Russian political Facebook ads were seen by up to 10m Americans

FacebookFacebook has revealed that around 10m people in the US saw the Russia-linked ads, that were aimed at impacting the 2016 presidential election, from June 2015 to May 2017.

The social network admitted last month that approximately 3,000 ads, connected to roughly 470 fake accounts and pages, had been run by Russian groups that violated its policies. These ads accounted for around $100,000 (£75,480) in ad spend.

The true extent of the attempts to affect the presidential election have now been shared, after Facebook met with Congress to share further details about what occurred.

The ads are said to have appeared “to focus on divisive social and political messages across the ideological spectrum, touching on topics from LGBT matters to race issues to immigration to gun rights,” according to Elliot Schrage, VP of policy and communications at Facebook. These messages also encouraged people to follow Pages relating to the issues addressed.

44 per cent of total ad impressions were before the US election, while 56 per cent were seen after. Around 25 per cent of ads never reached anyone at all. In addition, half of the ads had a spend of less than $3 – 99 per cent of ads a spend of less than $1,000.

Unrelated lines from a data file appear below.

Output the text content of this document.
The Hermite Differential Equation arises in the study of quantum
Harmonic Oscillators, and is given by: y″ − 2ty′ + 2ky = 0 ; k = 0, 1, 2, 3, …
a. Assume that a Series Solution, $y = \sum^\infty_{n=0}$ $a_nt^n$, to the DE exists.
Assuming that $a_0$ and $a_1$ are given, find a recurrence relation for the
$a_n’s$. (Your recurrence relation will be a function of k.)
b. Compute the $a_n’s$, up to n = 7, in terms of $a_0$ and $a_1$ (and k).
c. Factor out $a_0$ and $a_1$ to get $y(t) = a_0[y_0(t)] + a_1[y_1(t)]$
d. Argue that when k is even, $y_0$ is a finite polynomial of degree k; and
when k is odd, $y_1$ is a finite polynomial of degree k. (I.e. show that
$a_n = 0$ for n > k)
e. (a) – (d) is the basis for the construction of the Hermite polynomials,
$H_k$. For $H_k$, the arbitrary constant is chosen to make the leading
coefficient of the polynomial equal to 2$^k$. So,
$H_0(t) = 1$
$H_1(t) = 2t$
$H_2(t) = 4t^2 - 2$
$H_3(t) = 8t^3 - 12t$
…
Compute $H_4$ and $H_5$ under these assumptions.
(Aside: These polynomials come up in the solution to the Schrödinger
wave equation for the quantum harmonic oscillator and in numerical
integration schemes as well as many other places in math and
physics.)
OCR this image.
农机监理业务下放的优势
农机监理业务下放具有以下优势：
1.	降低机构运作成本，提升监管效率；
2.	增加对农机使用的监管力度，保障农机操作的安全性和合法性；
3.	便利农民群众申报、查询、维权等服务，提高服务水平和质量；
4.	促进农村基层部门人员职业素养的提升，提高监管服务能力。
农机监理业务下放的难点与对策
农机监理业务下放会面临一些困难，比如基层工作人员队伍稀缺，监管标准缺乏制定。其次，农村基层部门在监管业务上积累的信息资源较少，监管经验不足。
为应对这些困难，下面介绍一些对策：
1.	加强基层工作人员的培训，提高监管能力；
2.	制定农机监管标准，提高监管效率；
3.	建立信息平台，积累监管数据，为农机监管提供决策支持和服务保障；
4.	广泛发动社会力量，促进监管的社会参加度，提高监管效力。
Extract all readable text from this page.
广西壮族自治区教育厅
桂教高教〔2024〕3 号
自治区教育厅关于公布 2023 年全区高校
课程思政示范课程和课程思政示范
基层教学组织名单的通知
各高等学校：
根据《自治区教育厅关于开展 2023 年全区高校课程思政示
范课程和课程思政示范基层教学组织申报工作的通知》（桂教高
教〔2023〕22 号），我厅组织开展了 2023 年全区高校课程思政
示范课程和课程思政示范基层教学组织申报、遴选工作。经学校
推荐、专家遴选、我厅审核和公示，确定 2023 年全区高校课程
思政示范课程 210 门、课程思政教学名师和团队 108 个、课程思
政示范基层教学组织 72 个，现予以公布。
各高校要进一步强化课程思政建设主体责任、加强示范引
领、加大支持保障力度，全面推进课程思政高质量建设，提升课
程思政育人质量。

Facebook had long been adamant that its platform hadn’t been used by Russia to spread propaganda relating to the presidential election, something that it has since had to admit it was wrong about.

“The 2016 US election was the first where evidence has been widely reported that foreign actors sought to exploit the internet to influence voter behaviour,” said Schrage. “We understand more about how our service was abused and we will continue to investigate to learn all we can. We know that our experience is only a small piece of a much larger puzzle. Congress and the Special Counsel are best placed to put these pieces together because they have much broader investigative power to obtain information from other sources.”

On the back of this, Facebook is putting steps in place to prevent something like this happening again.

In a separate post, Facebook’s VP of global public policy Joel Kaplan laid the improvements the social network was making. Improvements include making advertising more transparent, strengthening enforcement by bringing in 1,000 more people to its ads review team, introducing tighter restrictions on advertiser content, requiring more documentation from advertisers who want to run political ads, and establishing industry standards and best practices.